The Sunderland’s wings are normally seven or eight feet above water, but now they were resting on top of the sea. I caught hold of a propeller blade to haul myself onto the wing, but couldn’t manage it. I looked down and saw my right foot flopping loose in the water, held to my leg by just a piece of muscle, the shin bone sticking out like a little sword.
My left kneecap had been cracked across the middle and my left ear was hanging off. My right thumb was bent out of shape.
Various theories were put forward as to the cause our crash. One was that the plane was holed by the mast of an unmarked small wreck below the water line and thus unseen most of the time. Another explanation was that a very heavy take off and landing in Malta four months earlier might have loosened some rivets, so weakening the airframe.
If correct, this theory would exonerate the servicing staff because such loosening would not be noticed during ordinary checks and inspections. But these are just theories. I never did find out the official verdict on the cause of the crash.
Of the four people killed, three were downstairs with me and the other casualty was the pilot, Flt Lt Tim Gush, from Haslemere. The second pilot was in a similar condition to myself, broken legs etc and eventually he had to have an amputation of one leg.
Misfortune didn’t end with death and injury to some of the crew. As the plane was being dismantled on the beach, an airman’s leg was shattered as an acetylene welder exploded some petrol in a supposedly empty fuel line. The leg had to be amputated.
Just as serious in its own way was the mental shock suffered by the RAF officer in charge of the motor launch controlling the landing at Eastbourne. He couldn’t get it out of his head that he was in some way partly responsible for what happened that morning, although it was crystal clear that nothing he could have done would have prevented the crash. Be that as it may, he cracked up, was put in a mental home, escaped, had umpteen medical boards, and was discharged from the RAF without a pension.
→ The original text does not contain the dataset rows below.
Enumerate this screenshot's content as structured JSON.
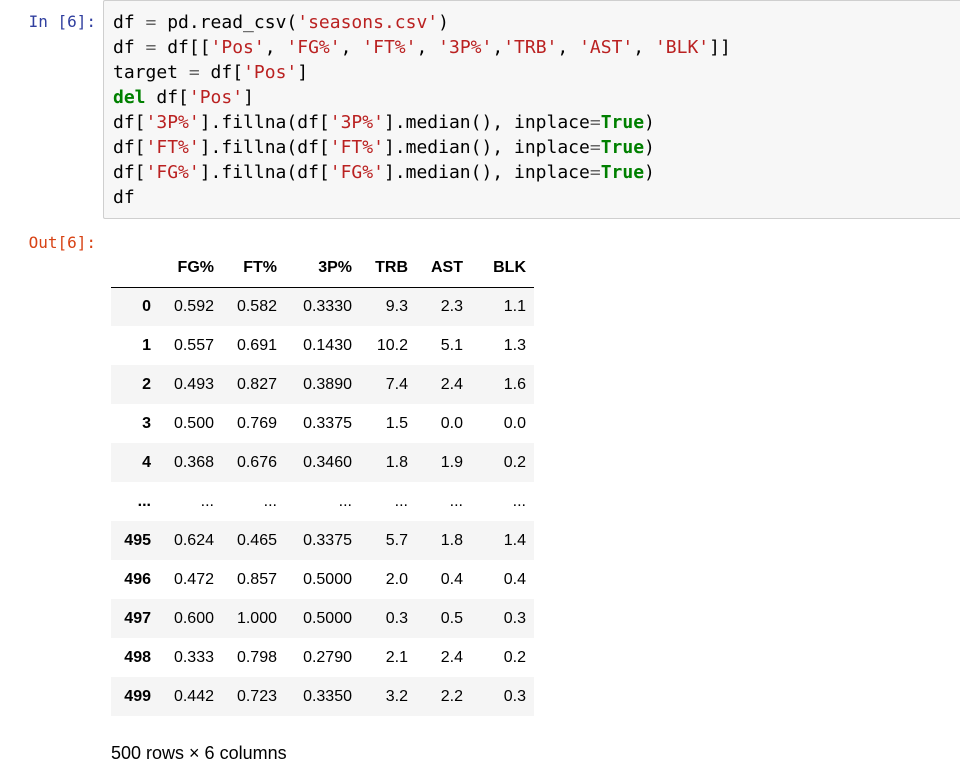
{
  "cell": {
    "in_prompt": "In [6]:",
    "out_prompt": "Out[6]:",
    "code_lines": [
      [
        {
          "t": "df "
        },
        {
          "t": "=",
          "c": "o"
        },
        {
          "t": " pd.read_csv("
        },
        {
          "t": "'seasons.csv'",
          "c": "s"
        },
        {
          "t": ")"
        }
      ],
      [
        {
          "t": "df "
        },
        {
          "t": "=",
          "c": "o"
        },
        {
          "t": " df[["
        },
        {
          "t": "'Pos'",
          "c": "s"
        },
        {
          "t": ", "
        },
        {
          "t": "'FG%'",
          "c": "s"
        },
        {
          "t": ", "
        },
        {
          "t": "'FT%'",
          "c": "s"
        },
        {
          "t": ", "
        },
        {
          "t": "'3P%'",
          "c": "s"
        },
        {
          "t": ","
        },
        {
          "t": "'TRB'",
          "c": "s"
        },
        {
          "t": ", "
        },
        {
          "t": "'AST'",
          "c": "s"
        },
        {
          "t": ", "
        },
        {
          "t": "'BLK'",
          "c": "s"
        },
        {
          "t": "]]"
        }
      ],
      [
        {
          "t": "target "
        },
        {
          "t": "=",
          "c": "o"
        },
        {
          "t": " df["
        },
        {
          "t": "'Pos'",
          "c": "s"
        },
        {
          "t": "]"
        }
      ],
      [
        {
          "t": "del",
          "c": "k"
        },
        {
          "t": " df["
        },
        {
          "t": "'Pos'",
          "c": "s"
        },
        {
          "t": "]"
        }
      ],
      [
        {
          "t": "df["
        },
        {
          "t": "'3P%'",
          "c": "s"
        },
        {
          "t": "].fillna(df["
        },
        {
          "t": "'3P%'",
          "c": "s"
        },
        {
          "t": "].median(), inplace"
        },
        {
          "t": "=",
          "c": "o"
        },
        {
          "t": "True",
          "c": "k"
        },
        {
          "t": ")"
        }
      ],
      [
        {
          "t": "df["
        },
        {
          "t": "'FT%'",
          "c": "s"
        },
        {
          "t": "].fillna(df["
        },
        {
          "t": "'FT%'",
          "c": "s"
        },
        {
          "t": "].median(), inplace"
        },
        {
          "t": "=",
          "c": "o"
        },
        {
          "t": "True",
          "c": "k"
        },
        {
          "t": ")"
        }
      ],
      [
        {
          "t": "df["
        },
        {
          "t": "'FG%'",
          "c": "s"
        },
        {
          "t": "].fillna(df["
        },
        {
          "t": "'FG%'",
          "c": "s"
        },
        {
          "t": "].median(), inplace"
        },
        {
          "t": "=",
          "c": "o"
        },
        {
          "t": "True",
          "c": "k"
        },
        {
          "t": ")"
        }
      ],
      [
        {
          "t": "df"
        }
      ]
    ]
  },
  "dataframe": {
    "columns": [
      "FG%",
      "FT%",
      "3P%",
      "TRB",
      "AST",
      "BLK"
    ],
    "rows": [
      {
        "index": "0",
        "values": [
          "0.592",
          "0.582",
          "0.3330",
          "9.3",
          "2.3",
          "1.1"
        ]
      },
      {
        "index": "1",
        "values": [
          "0.557",
          "0.691",
          "0.1430",
          "10.2",
          "5.1",
          "1.3"
        ]
      },
      {
        "index": "2",
        "values": [
          "0.493",
          "0.827",
          "0.3890",
          "7.4",
          "2.4",
          "1.6"
        ]
      },
      {
        "index": "3",
        "values": [
          "0.500",
          "0.769",
          "0.3375",
          "1.5",
          "0.0",
          "0.0"
        ]
      },
      {
        "index": "4",
        "values": [
          "0.368",
          "0.676",
          "0.3460",
          "1.8",
          "1.9",
          "0.2"
        ]
      },
      {
        "index": "...",
        "values": [
          "...",
          "...",
          "...",
          "...",
          "...",
          "..."
        ]
      },
      {
        "index": "495",
        "values": [
          "0.624",
          "0.465",
          "0.3375",
          "5.7",
          "1.8",
          "1.4"
        ]
      },
      {
        "index": "496",
        "values": [
          "0.472",
          "0.857",
          "0.5000",
          "2.0",
          "0.4",
          "0.4"
        ]
      },
      {
        "index": "497",
        "values": [
          "0.600",
          "1.000",
          "0.5000",
          "0.3",
          "0.5",
          "0.3"
        ]
      },
      {
        "index": "498",
        "values": [
          "0.333",
          "0.798",
          "0.2790",
          "2.1",
          "2.4",
          "0.2"
        ]
      },
      {
        "index": "499",
        "values": [
          "0.442",
          "0.723",
          "0.3350",
          "3.2",
          "2.2",
          "0.3"
        ]
      }
    ],
    "shape_text": "500 rows × 6 columns"
  },
  "colors": {
    "in_prompt": "#303f9f",
    "out_prompt": "#d84315",
    "string": "#ba2121",
    "keyword": "#008000",
    "operator": "#666666",
    "cell_background": "#f7f7f7",
    "cell_border": "#cfcfcf",
    "stripe": "#f5f5f5"
  }
}
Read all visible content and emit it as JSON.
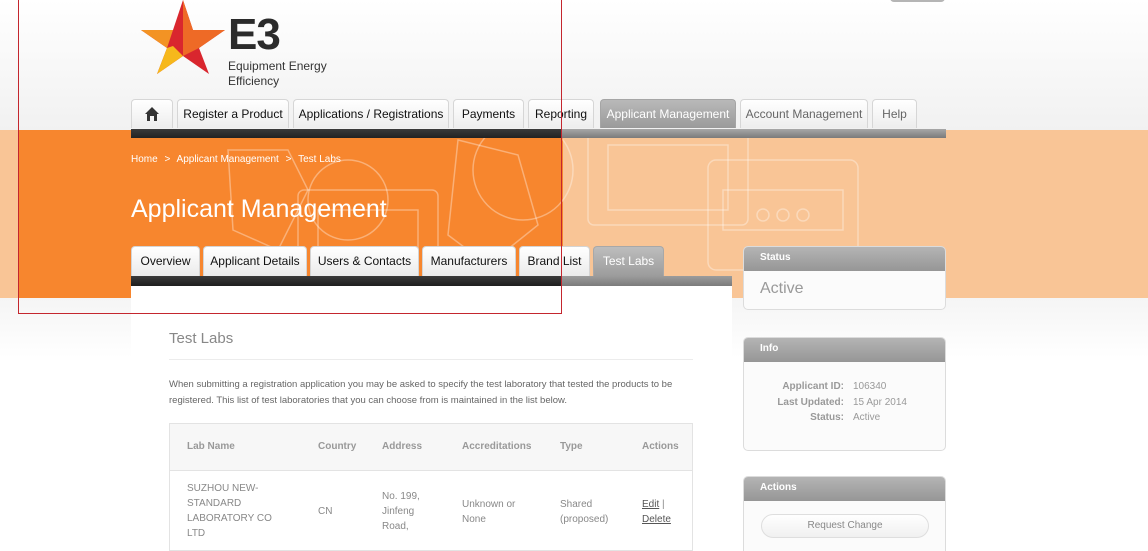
{
  "logo": {
    "word": "E3",
    "subtitle_line1": "Equipment Energy",
    "subtitle_line2": "Efficiency"
  },
  "nav": {
    "home_icon": "home-icon",
    "items": [
      {
        "label": "Register a Product"
      },
      {
        "label": "Applications / Registrations"
      },
      {
        "label": "Payments"
      },
      {
        "label": "Reporting"
      },
      {
        "label": "Applicant Management",
        "active": true
      },
      {
        "label": "Account Management"
      },
      {
        "label": "Help"
      }
    ]
  },
  "breadcrumb": {
    "items": [
      "Home",
      "Applicant Management",
      "Test Labs"
    ],
    "separator": ">"
  },
  "page_title": "Applicant Management",
  "subtabs": [
    {
      "label": "Overview"
    },
    {
      "label": "Applicant Details"
    },
    {
      "label": "Users & Contacts"
    },
    {
      "label": "Manufacturers"
    },
    {
      "label": "Brand List"
    },
    {
      "label": "Test Labs",
      "active": true
    }
  ],
  "content": {
    "heading": "Test Labs",
    "description": "When submitting a registration application you may be asked to specify the test laboratory that tested the products to be registered. This list of test laboratories that you can choose from is maintained in the list below.",
    "table": {
      "headers": [
        "Lab Name",
        "Country",
        "Address",
        "Accreditations",
        "Type",
        "Actions"
      ],
      "rows": [
        {
          "lab_name": [
            "SUZHOU NEW-",
            "STANDARD",
            "LABORATORY CO",
            "LTD"
          ],
          "country": "CN",
          "address": [
            "No. 199,",
            "Jinfeng",
            "Road,"
          ],
          "accreditations": [
            "Unknown or",
            "None"
          ],
          "type": [
            "Shared",
            "(proposed)"
          ],
          "edit": "Edit",
          "sep": "|",
          "delete": "Delete"
        }
      ]
    }
  },
  "sidebar": {
    "status": {
      "title": "Status",
      "value": "Active"
    },
    "info": {
      "title": "Info",
      "applicant_id_label": "Applicant ID:",
      "applicant_id": "106340",
      "last_updated_label": "Last Updated:",
      "last_updated": "15 Apr 2014",
      "status_label": "Status:",
      "status": "Active"
    },
    "actions": {
      "title": "Actions",
      "request_change": "Request Change"
    }
  },
  "colors": {
    "accent_orange": "#f7862e",
    "light_orange": "#f9c596",
    "active_tab_grey": "#9a9a9a",
    "star_red": "#d9262e",
    "star_yellow": "#f6b81c"
  }
}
Although it is more than 52 years since we came to grief at Eastbourne, there are some things that I remember clearly about my stay there. The main impression is of the long months in Princess Alice Hospital: I cannot speak too highly of the dedication of all the staff, from the cleaners to the surgeons.
Some names I remember still including George Flinders who helped me to walk around the ward when I took to crutches for the first time. He used to say, “There’s nothing to fear, the floor’s insured “. A very funny man indeed.
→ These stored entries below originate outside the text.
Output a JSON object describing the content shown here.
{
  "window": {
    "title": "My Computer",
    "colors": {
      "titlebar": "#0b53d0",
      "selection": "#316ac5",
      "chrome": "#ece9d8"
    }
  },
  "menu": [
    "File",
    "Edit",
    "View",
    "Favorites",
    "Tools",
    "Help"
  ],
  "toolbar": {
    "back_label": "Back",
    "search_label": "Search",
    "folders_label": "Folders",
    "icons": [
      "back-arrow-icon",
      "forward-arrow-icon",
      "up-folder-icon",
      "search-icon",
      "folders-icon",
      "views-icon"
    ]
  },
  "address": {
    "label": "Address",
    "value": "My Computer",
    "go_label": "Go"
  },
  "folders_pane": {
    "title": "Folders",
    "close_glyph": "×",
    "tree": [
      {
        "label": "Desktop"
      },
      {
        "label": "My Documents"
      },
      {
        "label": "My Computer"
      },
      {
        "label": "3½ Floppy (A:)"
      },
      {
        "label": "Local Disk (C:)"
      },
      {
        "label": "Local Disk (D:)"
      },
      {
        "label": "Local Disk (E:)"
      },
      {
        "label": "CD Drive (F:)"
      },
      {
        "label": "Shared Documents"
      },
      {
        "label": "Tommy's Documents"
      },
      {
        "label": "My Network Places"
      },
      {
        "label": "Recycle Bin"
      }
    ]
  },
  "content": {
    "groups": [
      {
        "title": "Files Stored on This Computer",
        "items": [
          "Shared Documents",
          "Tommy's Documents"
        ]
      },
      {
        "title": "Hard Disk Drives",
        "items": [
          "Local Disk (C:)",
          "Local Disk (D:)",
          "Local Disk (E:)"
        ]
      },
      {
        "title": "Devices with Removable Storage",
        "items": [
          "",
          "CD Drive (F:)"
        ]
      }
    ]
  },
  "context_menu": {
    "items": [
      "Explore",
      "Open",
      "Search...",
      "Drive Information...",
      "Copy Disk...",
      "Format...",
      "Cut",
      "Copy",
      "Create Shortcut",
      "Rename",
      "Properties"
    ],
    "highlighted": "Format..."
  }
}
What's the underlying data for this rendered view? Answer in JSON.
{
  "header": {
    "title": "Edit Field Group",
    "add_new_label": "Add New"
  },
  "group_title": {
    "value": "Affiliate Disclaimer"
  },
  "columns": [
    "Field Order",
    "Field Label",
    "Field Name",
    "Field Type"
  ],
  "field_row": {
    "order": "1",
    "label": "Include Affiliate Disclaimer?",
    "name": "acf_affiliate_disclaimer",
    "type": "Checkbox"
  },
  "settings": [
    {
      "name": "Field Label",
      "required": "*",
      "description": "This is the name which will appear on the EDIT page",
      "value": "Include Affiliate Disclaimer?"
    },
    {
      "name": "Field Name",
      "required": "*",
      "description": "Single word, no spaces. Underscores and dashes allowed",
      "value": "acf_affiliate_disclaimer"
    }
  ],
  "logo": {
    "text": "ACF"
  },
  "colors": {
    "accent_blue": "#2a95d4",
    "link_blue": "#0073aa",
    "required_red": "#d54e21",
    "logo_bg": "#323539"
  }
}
We were very lucky to have a Welsh wizard surgeon in Mr Jenkins. I was there for several months, and eventually went to Headley Court near Leatherhead, now in the news because of the Iraq and Afghanistan wars.
I was passed fit for flying after a year or so, and was posted to the Middle East, where, three years after Eastbourne, had the unnerving experience of being in a RAF passenger aircraft when both engines stopped almost a mile up.
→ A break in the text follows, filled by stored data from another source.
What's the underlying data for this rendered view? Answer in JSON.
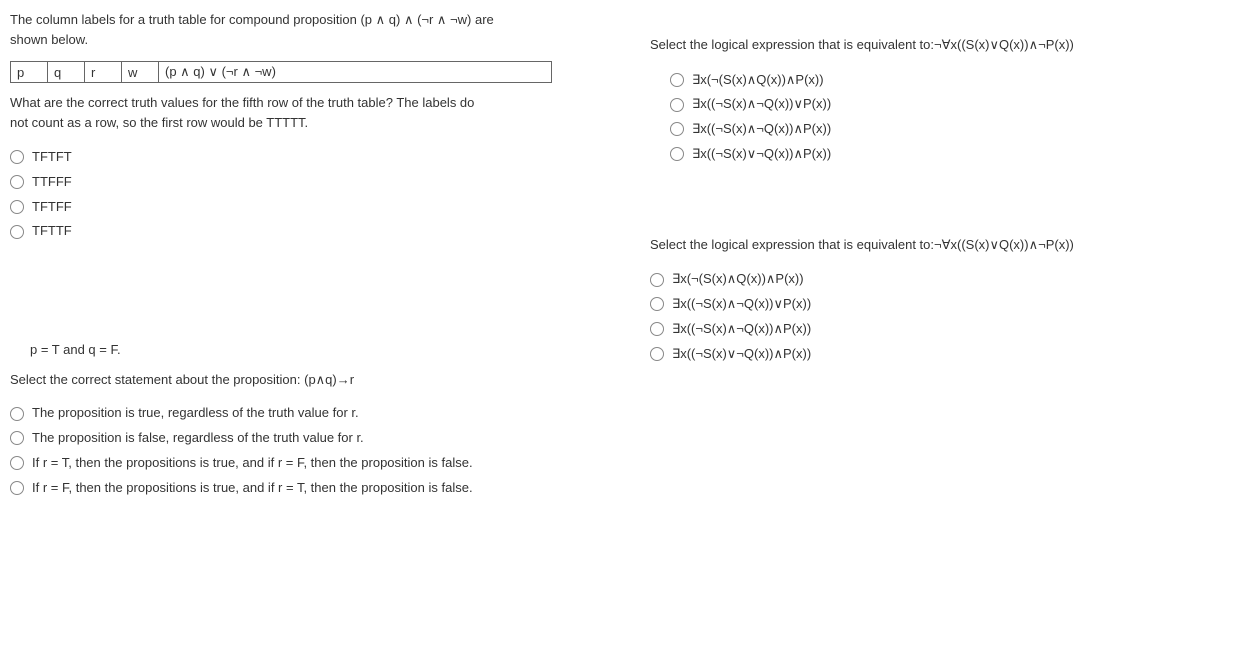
{
  "q1": {
    "intro1": "The column labels for a truth table for compound proposition (p ∧ q) ∧ (¬r ∧ ¬w) are",
    "intro2": "shown below.",
    "table_cols": [
      "p",
      "q",
      "r",
      "w",
      "(p ∧ q) ∨ (¬r ∧ ¬w)"
    ],
    "question1": "What are the correct truth values for the fifth row of the truth table? The labels do",
    "question2": "not count as a row, so the first row would be TTTTT.",
    "options": [
      "TFTFT",
      "TTFFF",
      "TFTFF",
      "TFTTF"
    ]
  },
  "q2": {
    "given": "p = T and q = F.",
    "prompt": "Select the correct statement about the proposition: (p∧q)→r",
    "options": [
      "The proposition is true, regardless of the truth value for r.",
      "The proposition is false, regardless of the truth value for r.",
      "If r = T, then the propositions is true, and if r = F, then the proposition is false.",
      "If r = F, then the propositions is true, and if r = T, then the proposition is false."
    ]
  },
  "q3": {
    "prompt": "Select the logical expression that is equivalent to:¬∀x((S(x)∨Q(x))∧¬P(x))",
    "options": [
      "∃x(¬(S(x)∧Q(x))∧P(x))",
      "∃x((¬S(x)∧¬Q(x))∨P(x))",
      "∃x((¬S(x)∧¬Q(x))∧P(x))",
      "∃x((¬S(x)∨¬Q(x))∧P(x))"
    ]
  },
  "q4": {
    "prompt": "Select the logical expression that is equivalent to:¬∀x((S(x)∨Q(x))∧¬P(x))",
    "options": [
      "∃x(¬(S(x)∧Q(x))∧P(x))",
      "∃x((¬S(x)∧¬Q(x))∨P(x))",
      "∃x((¬S(x)∧¬Q(x))∧P(x))",
      "∃x((¬S(x)∨¬Q(x))∧P(x))"
    ]
  }
}
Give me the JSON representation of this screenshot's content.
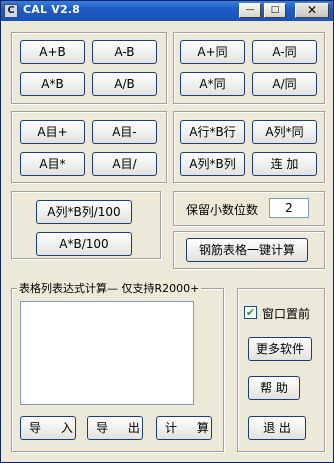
{
  "window": {
    "title": "CAL V2.8",
    "icon_glyph": "C",
    "minimize_glyph": "—",
    "maximize_glyph": "□",
    "close_glyph": "✕"
  },
  "ops_basic": {
    "a_plus_b": "A+B",
    "a_minus_b": "A-B",
    "a_times_b": "A*B",
    "a_div_b": "A/B"
  },
  "ops_same": {
    "a_plus_same": "A+同",
    "a_minus_same": "A-同",
    "a_times_same": "A*同",
    "a_div_same": "A/同"
  },
  "ops_self": {
    "a_self_plus": "A目+",
    "a_self_minus": "A目-",
    "a_self_times": "A目*",
    "a_self_div": "A目/"
  },
  "ops_rowcol": {
    "row_times_row": "A行*B行",
    "col_times_same": "A列*同",
    "col_times_col": "A列*B列",
    "concat": "连 加"
  },
  "ops_percent": {
    "col_times_col_div100": "A列*B列/100",
    "a_times_b_div100": "A*B/100"
  },
  "decimal": {
    "label": "保留小数位数",
    "value": "2"
  },
  "rebar_button": "钢筋表格一键计算",
  "expression": {
    "group_label": "表格列表达式计算— 仅支持R2000+",
    "value": ""
  },
  "bottom": {
    "import": "导 入",
    "export": "导 出",
    "calculate": "计 算"
  },
  "side": {
    "topmost_label": "窗口置前",
    "topmost_checked": "✔",
    "more_software": "更多软件",
    "help": "帮  助",
    "exit": "退  出"
  }
}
They never started again, and we came to a sticky end on some sandhills in the desert. Luck was with us, because nobody was killed or even badly injured. But that’s another story.
I’m glad my account of the Sunderland crash has helped to fill in some of the gaps in your knowledge of events on the 4th of June 1955, and I thank you for the invitation to visit your lifeboat station at Eastbourne.
All in all I consider myself very lucky in coming through the last war in one piece, having endured nightly bombing in Coventry prior to joining up in 1940 and walking for almost a week through the Burmese jungle, mostly by myself, in 1943, dodging the Japs. Many, many of my comrades didn’t live to see the end of the war. I shall be 86 in 10 weeks’ time, so Allah must be looking after me. That and a goodly supply of Guinness and Johnny Walker.”